El Sueno De Una Cosa, 2001 - 2011

Film 35 mm, couleur, transféré sur Master digital 4k, son stéréo, format 16/9ème, durée 1 minute
salle avec lumière froide et diffuse de 8'.


Cette installation de Philippe Parreno a pour élément principal un film d’une minute, tourné en 2001 sur une petite île en Norvège, proche du Pôle. Chaque projection est unique grâce à un logiciel permettant d’éditer un nouveau montage des douze plans qui composent le film. Sachant qu’il y a plus de quatre cent millions combinaisons possibles, on peut considérer qu’il n’existera pas deux versions identiques. Le dispositif est très épuré : dans une salle à la blancheur muséale, un écran blanc est détaché du mur permettant à la projection de flotter dans l’espace, mais isolant aussi cette surface de projection non sans évoquer un monochrome blanc. Un temps d’attente de huit minutes entre chaque visionnage crée une forte tension pour le public qui ne sait à quoi s’attendre. La longueur de l’attente est contrebalancée par la brièveté de la séquence qui arrive de façon impromptue, sans titre ni générique. La pièce puissamment éclairée plonge soudainement dans l’obscurité, créant une rupture brutale. Sur la musique dramatique d’Edgar Varèse, on peut voir une éclosion subite de fleurs, des points de vue sur un fjord, nimbé de soleil, les traces d’un animal dans le sable, l’ombre d’un oiseau en vol sur la végétation.
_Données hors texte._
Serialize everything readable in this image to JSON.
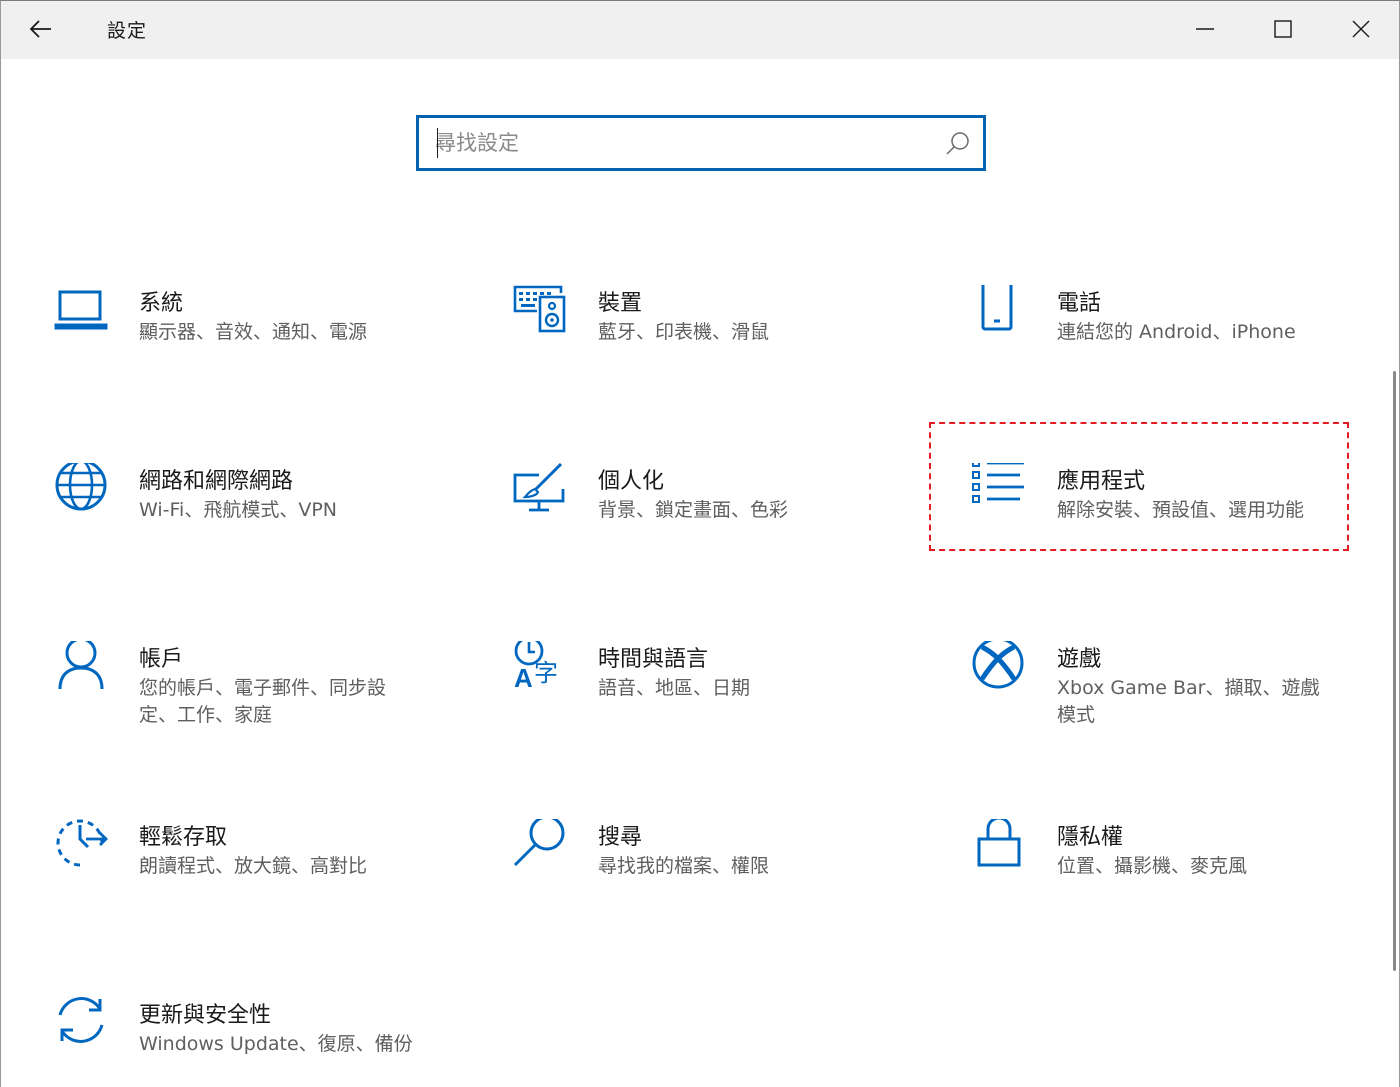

Chaque courte séquence révèle un traitement très soigné, tant au niveau de la lumière que du cadrage méticuleux. La soudaineté du retour de l’éclairage très crue dans la salle dès la fin du plan, provoque un éblouissement. Cette rupture interrompt la contemplation pour ramener au réel du musée, donnant un statut étrange à ces images, comme une vision, provoquant un sentiment d’irréalité au souvenir de ce paysage idyllique. Le renouvellement permanent du «songe d’une chose [1]» crée ce sentiment trouble d’un élément que l’on croit connaître mais qui se décale, imperceptiblement, d’une fois sur l’autre, pour ne laisser qu’une impression fugitive dans nos mémoires.




[1] Traduction du titre en français.